使用Angular中继器的多个输入的警报输入值

Question

我正在使用Angular允许我根据需要创建尽可能多的输入，但我希望有一个简单的警报来显示输入的值。如果我没有使用重复，但是在重复之后，我能够获得价值。

<div ng-controller="MainCtrl">
  <form id="quickPick-form1" class="list" ng-submit="submit()" >
      <fieldset  data-ng-repeat="choice in choices" class="clearfix">
          <input type="text" placeholder="Item" class="pull-left" ng-model="item">
          <button class="remove pull-left" ng-show="$last" ng-click="removeChoice()">X</button>
      </fieldset>
      <button id="quickPick-button1" style="font-weight:600;font-style:italic;" class="addfields button button-calm button-block button-outline " ng-click="addNewChoice()">Tap me to add an item!</button>
      <div class="spacer" style="width: 300px; height: 40px;"></div>
      <p>Have enough items added?

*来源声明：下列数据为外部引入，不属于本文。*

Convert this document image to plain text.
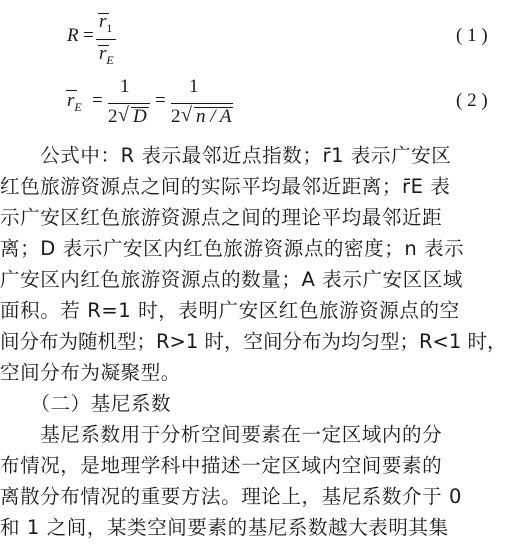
R =
$r_1$
$r_E$
( 1 )
$r_E$ =
1
2 √ D
=
1
2 √ n / A
( 2 )
　　公式中：R 表示最邻近点指数；r̄1 表示广安区
红色旅游资源点之间的实际平均最邻近距离；r̄E 表
示广安区红色旅游资源点之间的理论平均最邻近距
离；D 表示广安区内红色旅游资源点的密度；n 表示
广安区内红色旅游资源点的数量；A 表示广安区区域
面积。若 R=1 时，表明广安区红色旅游资源点的空
间分布为随机型；R>1 时，空间分布为均匀型；R<1 时，
空间分布为凝聚型。
　　（二）基尼系数
　　基尼系数用于分析空间要素在一定区域内的分
布情况，是地理学科中描述一定区域内空间要素的
离散分布情况的重要方法。理论上，基尼系数介于 0
和 1 之间，某类空间要素的基尼系数越大表明其集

Click Randomize</p>
      <button ng-click="showChoice()" id="quickPick-button2" class=" button button-calm button-block ">Randomize</button>
      <div class="spacer" style="width: 300px; height: 20px;"></div>   
  </form>
</div>
<script>
.controller('MainCtrl', function($scope) {
  $scope.choices = [{id: 'choice1'}, {id: 'choice2'}];

  $scope.addNewChoice = function() {
  var newItemNo = $scope.choices.length+1;
    $scope.choices.push({'id':'choice'+newItemNo});
  };

  $scope.removeChoice = function() {
    var lastItem = $scope.choices.length-1;
    $scope.choices.splice(lastItem);
  };

  $scope.item = null;
  $scope.showChoice = function(){
    alert($scope.item);
  };

});
</script>

Answer 1

试试这个

$scope.showChoice = function(){
    alert($scope.choices.split(" /n"));
};

item不在您的范围内。您的范围内只有choices[]。